K. Chandran v. Inspector of Police Ambur Police Station Vellore
2013-11-18
K.B.K.VASUKI
body2013
DigiLaw.ai
JUDGMENT The accused in S.C.No. 4 of 2012 is the petitioner herein. The relief sought for in the present criminal revision is to convert the order of acquittal on “benefit of doubt” into one that of “Honourable acquittal”. 2. The few facts, which are relevant for consideration herein are that the petitioner was charged for the offences under Sections 498A and 302 IPC, on the allegation that on 27.4.2010 he came to his house in drunken mood and picked up quarrel with one Dharani for not preparing fish meal, due to which, he alleged to have poured kerosene and set her ablaze and as a result, she was taken to K.M.C. Hospital, where she died on 26.5.2010, despite treatment, thereby, the accused caused cruelty to the deceased and committed murder of her. 3. The case was taken on file as P.R.C.No. 6 of 2011 by the Judicial Magistrate, Ambur and thereafter, committed to the Sessions Court and taken on file as SC No. 4/2012. The prosecution in order to bring home the guilt of the accused for the offences as referred to above, examined PW1 to PW19 witnesses and produced Exs.P1 to P24 documents besides, MO1 to MO6 material objects. No oral and documentary evidence was adduced on the defence side. The trial Court, on the basis of the available evidence, having found that there are lot of contradiction among the witnesses and there is no evidence much less clinching one to believe the prosecution theory that the accused had committed harassment and murder, arrived at the conclusion that the prosecution miserably failed to bring home the guilt of the accused by placing sufficient and acceptable evidence indicating the nexus between the accused and the crime and accused is acquitted from the charges leveled against him, by extending the benefit of doubt. 4. It is contended by the learned counsel for the petitioner that as the trial Court found that the prosecution witnesses have supported the case and their depositions were totally contrary to their theory and the dying declaration considering the contradiction found in it, was not acceptable piece of evidence, the trial court ought to have acquitted the petitioner “honourably” and not “on benefit of doubt”.

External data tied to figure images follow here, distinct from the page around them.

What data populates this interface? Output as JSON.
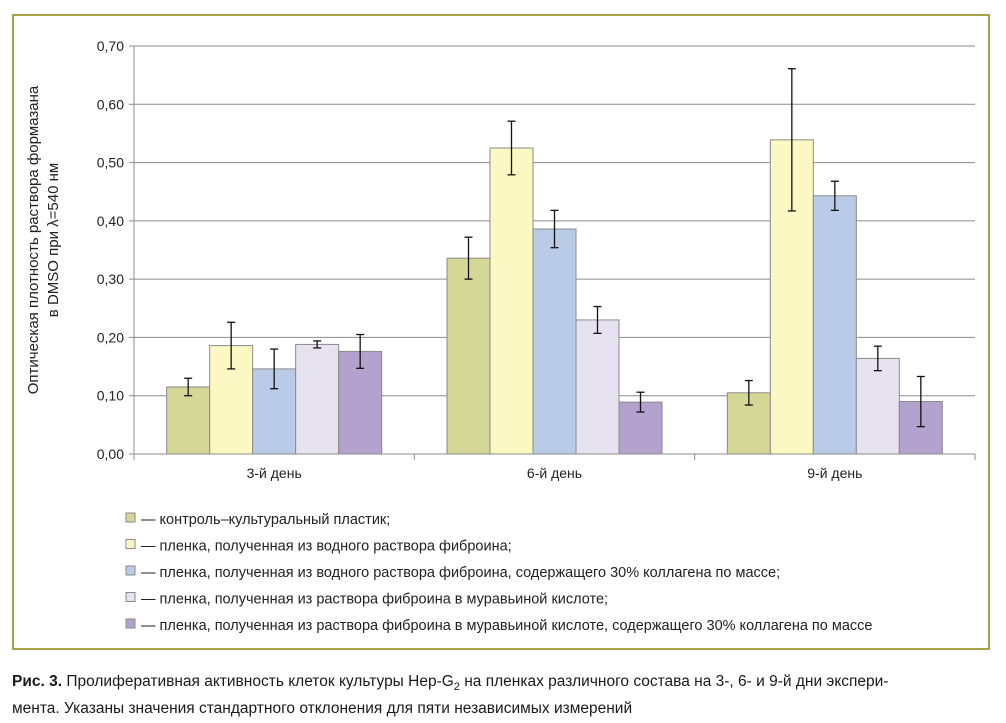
{
  "chart_data": {
    "type": "bar",
    "ylabel_line1": "Оптическая плотность  раствора формазана",
    "ylabel_line2": "в DMSO при λ=540 нм",
    "ylim": [
      0,
      0.7
    ],
    "y_ticks": [
      "0,00",
      "0,10",
      "0,20",
      "0,30",
      "0,40",
      "0,50",
      "0,60",
      "0,70"
    ],
    "grid": true,
    "categories": [
      "3-й день",
      "6-й день",
      "9-й день"
    ],
    "series": [
      {
        "name": "— контроль–культуральный пластик;",
        "color": "#d5d796",
        "values": [
          0.115,
          0.336,
          0.105
        ],
        "errors": [
          0.015,
          0.036,
          0.021
        ]
      },
      {
        "name": "— пленка, полученная из водного раствора фиброина;",
        "color": "#fbf8c3",
        "values": [
          0.186,
          0.525,
          0.539
        ],
        "errors": [
          0.04,
          0.046,
          0.122
        ]
      },
      {
        "name": "— пленка, полученная из водного раствора фиброина, содержащего 30% коллагена по массе;",
        "color": "#b9cbe6",
        "values": [
          0.146,
          0.386,
          0.443
        ],
        "errors": [
          0.034,
          0.032,
          0.025
        ]
      },
      {
        "name": "— пленка, полученная из раствора фиброина в муравьиной кислоте;",
        "color": "#e7e2ef",
        "values": [
          0.188,
          0.23,
          0.164
        ],
        "errors": [
          0.006,
          0.023,
          0.021
        ]
      },
      {
        "name": "— пленка, полученная из раствора фиброина в муравьиной кислоте, содержащего 30% коллагена по массе",
        "color": "#b3a2cd",
        "values": [
          0.176,
          0.089,
          0.09
        ],
        "errors": [
          0.029,
          0.017,
          0.043
        ]
      }
    ]
  },
  "caption": {
    "label": "Рис. 3.",
    "text_before_sub": " Пролиферативная активность клеток культуры Hep-G",
    "sub": "2",
    "text_after_sub": " на пленках различного состава на 3-, 6- и 9-й дни экспери-",
    "line2": "мента. Указаны значения стандартного отклонения для пяти независимых измерений"
  }
}
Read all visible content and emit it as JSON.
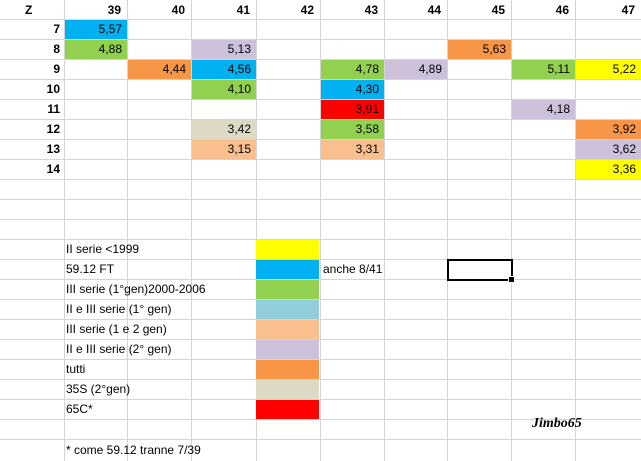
{
  "colors": {
    "yellow": "#ffff00",
    "blue": "#00b0f0",
    "green": "#92d050",
    "lightblue": "#92cddc",
    "peach": "#fabf8f",
    "lavender": "#ccc0da",
    "orange": "#f79646",
    "gray": "#ddd9c4",
    "red": "#ff0000"
  },
  "grid": {
    "corner_label": "Z",
    "columns": [
      "39",
      "40",
      "41",
      "42",
      "43",
      "44",
      "45",
      "46",
      "47"
    ],
    "rows": [
      "7",
      "8",
      "9",
      "10",
      "11",
      "12",
      "13",
      "14"
    ]
  },
  "cells": [
    {
      "row": "7",
      "col": "39",
      "value": "5,57",
      "color": "blue"
    },
    {
      "row": "8",
      "col": "39",
      "value": "4,88",
      "color": "green"
    },
    {
      "row": "8",
      "col": "41",
      "value": "5,13",
      "color": "lavender"
    },
    {
      "row": "8",
      "col": "45",
      "value": "5,63",
      "color": "orange"
    },
    {
      "row": "9",
      "col": "40",
      "value": "4,44",
      "color": "orange"
    },
    {
      "row": "9",
      "col": "41",
      "value": "4,56",
      "color": "blue"
    },
    {
      "row": "9",
      "col": "43",
      "value": "4,78",
      "color": "green"
    },
    {
      "row": "9",
      "col": "44",
      "value": "4,89",
      "color": "lavender"
    },
    {
      "row": "9",
      "col": "46",
      "value": "5,11",
      "color": "green"
    },
    {
      "row": "9",
      "col": "47",
      "value": "5,22",
      "color": "yellow"
    },
    {
      "row": "10",
      "col": "41",
      "value": "4,10",
      "color": "green"
    },
    {
      "row": "10",
      "col": "43",
      "value": "4,30",
      "color": "blue"
    },
    {
      "row": "11",
      "col": "43",
      "value": "3,91",
      "color": "red"
    },
    {
      "row": "11",
      "col": "46",
      "value": "4,18",
      "color": "lavender"
    },
    {
      "row": "12",
      "col": "41",
      "value": "3,42",
      "color": "gray"
    },
    {
      "row": "12",
      "col": "43",
      "value": "3,58",
      "color": "green"
    },
    {
      "row": "12",
      "col": "47",
      "value": "3,92",
      "color": "orange"
    },
    {
      "row": "13",
      "col": "41",
      "value": "3,15",
      "color": "peach"
    },
    {
      "row": "13",
      "col": "43",
      "value": "3,31",
      "color": "peach"
    },
    {
      "row": "13",
      "col": "47",
      "value": "3,62",
      "color": "lavender"
    },
    {
      "row": "14",
      "col": "47",
      "value": "3,36",
      "color": "yellow"
    }
  ],
  "legend": [
    {
      "label": "II serie <1999",
      "color": "yellow"
    },
    {
      "label": "59.12 FT",
      "color": "blue",
      "note": "anche 8/41"
    },
    {
      "label": "III serie (1°gen)2000-2006",
      "color": "green"
    },
    {
      "label": "II e III serie (1° gen)",
      "color": "lightblue"
    },
    {
      "label": "III serie (1 e 2 gen)",
      "color": "peach"
    },
    {
      "label": "II e III serie (2° gen)",
      "color": "lavender"
    },
    {
      "label": "tutti",
      "color": "orange"
    },
    {
      "label": "35S (2°gen)",
      "color": "gray"
    },
    {
      "label": "65C*",
      "color": "red"
    }
  ],
  "footnote": "* come 59.12 tranne 7/39",
  "signature": "Jimbo65"
}
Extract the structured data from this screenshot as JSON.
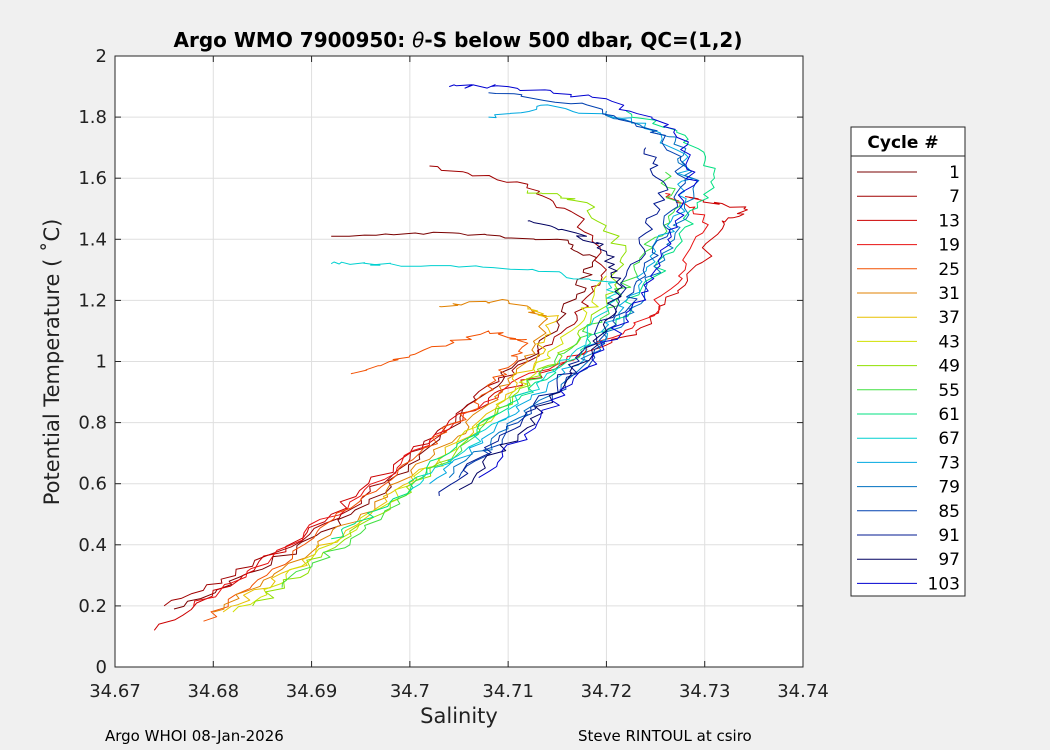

It is further contended by the learned counsel for the petitioner that the petitioner was working as S.S.I. in Ambur Police Station during the relevant point of time and is in police department, as such, if the petitioner is not acquitted honourably, he may be disqualified for promotion and other benefits on this ground alone. 5. The learned counsel for the petitioner, in support of the relief sought for herein, relied on the decisions of this Court in (i) Crl.R.C.No. 285/2010 dated 22.4.2010 (K. Ragu and the State) (G. Akbar Ali, J.) and (ii) Crl.Rc.Nos.296 and 299/2011 dated 4.2.2013 (P. Samipillai and another v. State) (S. Palanivelu, J.), wherein, the learned brother judges of this Court, in similar situation, following the earlier judgment of Division Bench of our High Court reported in 2005 (5) CTC 672 (DB) (Deputy Superintendent of Police, Sriperumbudur Sub Division i/c. Chengalpattu Sub Division, Kancheepuram District v. W.D. Sekaran and another) and unreported decision of the learned Single Judge in Crl.R.C.No. 369 of 2008 dated 1.4.2008, modified the finding of the lower Court by acquitting the petitioners therein honourably, instead of “on benefit of doubt”. 6. This Court much force in the argument so advanced on the side of the petitioner herein. Following the earlier judgments of our High court cited supra, this Court is inclined to modify the finding of the lower court as one that of honourable acquittal, instead of on benefit of doubt. 7. In the result, this criminal revision stands allowed, by modifying the finding of acquittal of the petitioner on benefit of doubt as that of “honourable acquittal” in SC.No. 4/2012.